Dans le sillage des mesures protectionnistes décidées par l’administration de M. Trump depuis son second mandat, aucun secteur d’activité n’est épargné. Encore récemment, M. Trump a annoncé l’introduction le 4 juin d’une surtaxe sur l’acier et l’aluminium importés de 25 à 50% pour protéger l’industrie de l’acier de son pays. Aussi, le secteur pharmaceutique n’est pas en reste. Le 12 mai, le président américain a énoncé un décret intitulé «Offrir aux patients américains les prix des médicaments de la nation la plus favorisée». Aux Etats-Unis, les décrets présidentiels, ou executive orders, correspondent aux ordonnances édictées par le Conseil fédéral en Suisse. En édictant ce décret, le président américain entend obliger les sociétés pharmaceutiques à baisser massivement leurs prix aux Etats-Unis. Cela signifie qu’à l’avenir, le prix d’un médicament aux Etats-Unis ne pourra pas être plus élevé que le prix le plus bas proposé dans un autre pays industrialisé.
Prenons un exemple concret: les traitements pour la perte de poids comme Zepbound, Ozempic et Wegovy connaissent actuellement un boom et génèrent des milliards de bénéfices pour leurs fabricants Eli Lilly et Novo Nordisk. En Suisse, une dose mensuelle d’Ozempic, qui contient quatre seringues, coûte environ 90 francs. Si l’on appliquait ce tarif au marché américain, Novo Nordisk devrait donc faire passer le prix de son traitement aux Etats-Unis de 997 à environ 110 dollars sur la base des taux de change actuels.
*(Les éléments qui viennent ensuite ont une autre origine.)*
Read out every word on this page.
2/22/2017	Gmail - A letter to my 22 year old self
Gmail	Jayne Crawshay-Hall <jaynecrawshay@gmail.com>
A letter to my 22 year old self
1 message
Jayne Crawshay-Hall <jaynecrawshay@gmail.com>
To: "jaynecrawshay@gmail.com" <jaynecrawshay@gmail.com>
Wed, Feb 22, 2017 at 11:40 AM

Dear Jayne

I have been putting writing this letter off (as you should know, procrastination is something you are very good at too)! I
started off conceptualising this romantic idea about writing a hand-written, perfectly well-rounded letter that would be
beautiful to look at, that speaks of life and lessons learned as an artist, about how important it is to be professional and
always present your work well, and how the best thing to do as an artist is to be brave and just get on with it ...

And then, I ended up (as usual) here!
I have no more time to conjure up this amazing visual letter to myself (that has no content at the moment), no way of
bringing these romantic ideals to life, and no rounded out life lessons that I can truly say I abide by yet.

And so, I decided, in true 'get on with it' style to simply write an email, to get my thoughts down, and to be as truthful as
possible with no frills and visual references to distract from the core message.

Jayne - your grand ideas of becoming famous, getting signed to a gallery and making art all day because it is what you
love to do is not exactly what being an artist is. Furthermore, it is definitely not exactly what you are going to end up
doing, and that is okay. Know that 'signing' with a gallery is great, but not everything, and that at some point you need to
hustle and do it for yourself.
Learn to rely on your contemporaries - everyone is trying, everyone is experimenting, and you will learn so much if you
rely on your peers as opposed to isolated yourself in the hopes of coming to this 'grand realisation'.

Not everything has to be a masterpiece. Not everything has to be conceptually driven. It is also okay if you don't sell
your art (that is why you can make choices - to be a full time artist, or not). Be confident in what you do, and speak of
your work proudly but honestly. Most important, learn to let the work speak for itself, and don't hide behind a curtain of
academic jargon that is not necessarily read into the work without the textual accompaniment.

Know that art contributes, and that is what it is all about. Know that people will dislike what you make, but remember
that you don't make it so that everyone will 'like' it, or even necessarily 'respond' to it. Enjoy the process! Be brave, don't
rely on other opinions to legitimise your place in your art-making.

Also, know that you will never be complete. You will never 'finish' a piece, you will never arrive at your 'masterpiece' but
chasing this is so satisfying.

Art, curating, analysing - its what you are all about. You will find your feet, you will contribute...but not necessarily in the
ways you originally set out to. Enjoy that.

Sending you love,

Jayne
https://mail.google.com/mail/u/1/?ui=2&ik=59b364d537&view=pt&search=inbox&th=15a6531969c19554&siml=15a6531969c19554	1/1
Des oppositions commencent à émerger
Les groupes pharmaceutiques ont alors tiré la sonnette d’alarme car le marché pharmaceutique américain n’est pas seulement le plus important, il est aussi le plus rentable. Il est également probable que des résistances se lèvent. En effet, une adaptation aussi radicale nécessite une modification de la loi et donc l’approbation du Congrès. Et là, le puissant lobby pharmaceutique devrait avoir son mot à dire. Le raisonnement est limpide: si les prix des médicaments venaient à baisser drastiquement, les bénéfices des groupes pharmaceutiques diminueraient et il en résulterait moins de fonds pour la recherche. Pour certaines indications médicales, il ne serait tout simplement plus possible de développer de nouveaux médicaments. Peu de députés voudront en assumer la responsabilité. Roche, par exemple, a déjà annoncé qu’en cas d’introduction de la clause de la nation la plus favorisée, ses plans d’investissement aux Etats-Unis seraient réévalués. Pour rappel, le 22 avril, le groupe bâlois avait annoncé un investissement de 50 milliards de dollars dans le pays au cours des cinq prochaines années.
Une situation explosive, tant pour la Suisse que pour son marché des actions
En raison de la grande importance du secteur pharmaceutique, la Suisse serait douloureusement touchée par ce décret. En effet, ce secteur n’est pas seulement l’un des principaux piliers de l’économie suisse, il est également bien représenté dans les indices suisses avec Novartis et Roche. Ainsi, le poids cumulé des deux multinationales pharmaceutiques dans l’indice Swiss Market Index (SMI) est supérieur à 28%. Et sur les 377,8 milliards de francs d’exportations totales de la Suisse en 2023, 135,5 milliards, soit 35,9%, sont imputables aux produits chimiques et pharmaceutiques (cf. illustration).
De belles perspectives malgré la persistance de vents politiques contraires
Nonobstant l’introduction prévue de la clause de la nation la plus favorisée, les perspectives à plus long terme du secteur de la santé restent intactes. Cette année, les actions Roche et Novartis ont évolué en phase avec le marché au sens large. Il y a deux raisons à cela: tout d’abord, les actions des groupes pharmaceutiques sont actuellement valorisées à un cours avantageux et beaucoup d’éléments négatifs ont déjà été pris en compte. Ensuite, les changements démographiques et le vieillissement de la population vont maintenir la demande de médicaments à un niveau élevé. A cela s’ajoutent des rendements sur dividendes attractifs de l’ordre de 4%. Enfin, Novartis et Roche restent des piliers incontournables d’un portefeuille bien diversifié. Si l’on tient compte non seulement de l’évolution de leurs cours, mais aussi des dividendes et des divers spin-offs (Givaudan, Syngenta, Alcon, Sandoz…), les actions des deux groupes bâlois ont nettement surpassé le marché global sur le long terme. Il devrait en être de même à l’avenir.